'No procession, no breakfast'

The legal profession is in two minds about the traditional opening of the legal year. With senior members of the judiciary under heavy public scrutiny following the Supreme Court judgment on prorogation, what is wiser – a ceremonial show of strength, all elaborate wigs and gowns, and the usual Westminster Abbey procession, service and breakfast for 700 people? Or try something more low-key?

Perhaps senior judiciary could even dress down a bit, and lose the wigs. Maybe they could still go to the abbey, but have breakfast before they leave home so they can just get back to work after a quick prayer for appropriate divine guidance in their judgments.

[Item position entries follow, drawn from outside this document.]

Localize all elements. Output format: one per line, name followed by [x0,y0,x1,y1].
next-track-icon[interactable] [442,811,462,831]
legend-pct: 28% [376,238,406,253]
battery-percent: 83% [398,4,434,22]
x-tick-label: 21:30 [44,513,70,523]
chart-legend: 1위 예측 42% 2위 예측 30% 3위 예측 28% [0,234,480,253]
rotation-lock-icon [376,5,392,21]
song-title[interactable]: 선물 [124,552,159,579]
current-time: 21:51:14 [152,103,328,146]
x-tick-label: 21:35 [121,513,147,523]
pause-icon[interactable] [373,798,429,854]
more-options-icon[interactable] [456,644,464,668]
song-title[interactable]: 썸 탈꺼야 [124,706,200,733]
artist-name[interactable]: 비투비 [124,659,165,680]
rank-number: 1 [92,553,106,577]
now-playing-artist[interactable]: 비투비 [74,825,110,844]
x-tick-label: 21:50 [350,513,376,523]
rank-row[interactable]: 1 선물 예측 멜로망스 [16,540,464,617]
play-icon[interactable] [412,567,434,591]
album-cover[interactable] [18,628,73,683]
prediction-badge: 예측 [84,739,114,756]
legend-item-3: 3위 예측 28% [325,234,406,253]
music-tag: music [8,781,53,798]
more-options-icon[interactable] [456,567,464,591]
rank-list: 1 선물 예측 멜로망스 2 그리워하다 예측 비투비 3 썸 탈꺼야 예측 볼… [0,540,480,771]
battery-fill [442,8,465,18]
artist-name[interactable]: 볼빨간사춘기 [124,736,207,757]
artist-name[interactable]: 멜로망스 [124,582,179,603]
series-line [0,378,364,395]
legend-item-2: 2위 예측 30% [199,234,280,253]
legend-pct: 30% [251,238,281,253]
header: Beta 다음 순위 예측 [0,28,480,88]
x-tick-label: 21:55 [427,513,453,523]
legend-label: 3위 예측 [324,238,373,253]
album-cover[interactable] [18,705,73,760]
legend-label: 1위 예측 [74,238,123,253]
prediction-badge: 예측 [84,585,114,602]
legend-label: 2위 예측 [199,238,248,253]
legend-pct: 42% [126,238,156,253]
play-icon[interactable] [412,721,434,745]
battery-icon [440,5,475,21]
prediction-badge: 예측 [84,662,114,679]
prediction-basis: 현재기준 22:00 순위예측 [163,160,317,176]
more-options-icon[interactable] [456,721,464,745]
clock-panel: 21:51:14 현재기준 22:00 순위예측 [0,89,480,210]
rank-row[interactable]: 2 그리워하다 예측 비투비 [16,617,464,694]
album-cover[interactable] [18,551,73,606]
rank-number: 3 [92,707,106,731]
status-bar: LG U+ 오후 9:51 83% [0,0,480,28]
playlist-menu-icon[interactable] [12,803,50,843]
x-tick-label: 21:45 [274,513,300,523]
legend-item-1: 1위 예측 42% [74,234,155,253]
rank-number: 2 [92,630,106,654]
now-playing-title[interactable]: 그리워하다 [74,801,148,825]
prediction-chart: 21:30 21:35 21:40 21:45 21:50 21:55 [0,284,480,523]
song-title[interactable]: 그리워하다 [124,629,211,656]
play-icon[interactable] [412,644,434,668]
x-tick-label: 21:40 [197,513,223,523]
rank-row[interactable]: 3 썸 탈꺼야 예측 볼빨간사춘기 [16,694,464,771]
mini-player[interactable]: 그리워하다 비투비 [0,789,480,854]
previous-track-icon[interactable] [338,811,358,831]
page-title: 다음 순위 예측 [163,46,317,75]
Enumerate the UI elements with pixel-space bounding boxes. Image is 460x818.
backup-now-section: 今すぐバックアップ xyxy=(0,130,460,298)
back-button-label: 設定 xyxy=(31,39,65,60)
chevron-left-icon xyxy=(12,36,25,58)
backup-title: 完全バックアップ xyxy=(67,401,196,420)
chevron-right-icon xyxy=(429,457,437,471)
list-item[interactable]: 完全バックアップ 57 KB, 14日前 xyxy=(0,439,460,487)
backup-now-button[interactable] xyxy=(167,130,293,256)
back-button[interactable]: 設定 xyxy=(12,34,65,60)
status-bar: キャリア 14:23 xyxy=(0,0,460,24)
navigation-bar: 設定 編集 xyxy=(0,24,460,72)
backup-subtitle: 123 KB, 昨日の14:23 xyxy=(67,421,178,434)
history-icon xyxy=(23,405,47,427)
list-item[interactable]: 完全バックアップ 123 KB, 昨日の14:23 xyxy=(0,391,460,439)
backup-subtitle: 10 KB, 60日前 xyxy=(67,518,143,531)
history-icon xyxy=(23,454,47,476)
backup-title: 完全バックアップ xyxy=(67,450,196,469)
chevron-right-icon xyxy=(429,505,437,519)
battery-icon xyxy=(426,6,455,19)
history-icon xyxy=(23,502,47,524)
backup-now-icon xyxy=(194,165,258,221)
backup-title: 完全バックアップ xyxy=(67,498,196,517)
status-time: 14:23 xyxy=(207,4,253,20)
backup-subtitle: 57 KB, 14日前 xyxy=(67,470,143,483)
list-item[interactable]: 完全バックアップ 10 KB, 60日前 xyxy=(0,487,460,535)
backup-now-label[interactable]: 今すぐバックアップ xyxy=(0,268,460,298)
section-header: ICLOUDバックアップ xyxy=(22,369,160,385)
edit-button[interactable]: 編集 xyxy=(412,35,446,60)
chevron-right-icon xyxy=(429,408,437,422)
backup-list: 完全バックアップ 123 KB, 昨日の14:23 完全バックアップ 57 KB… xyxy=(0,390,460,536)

If Obiter sounds dangerously radical for mooting this, it is worth noting that there is a precedent. We are indebted here to district judge Lorna Grosse, who sits in the Court of Protection and Bromley Family Court. Clearing out her late parents’ garage, she came across a copy of Picture Post from 21 October 1939, a few weeks after the outbreak of war.

Along with a comment piece by prime minister Neville Chamberlain and various lifestyle features, the ‘Life for London’ photo pages pictures ‘Judges With Gas Masks’ (pictured). ‘The usual service at the beginning of the new Law Term is held at Westminster Abbey,’ the Post informed readers. ‘But there are no wigs, no robes, no procession, no breakfast. And the judges carry their gas masks.’

October 1939 was in fact the last such service of the war. In 1940 bomb damage to the abbey meant the service was cancelled. It was not held again till 1946. Since then there has been one other disruption to the form that will be on show tomorrow. In 1953 the Queen bagged the abbey for her coronation on 2 June, and the judges had to use nearby St Margaret’s church as the coronation structures and decorations had still not been removed.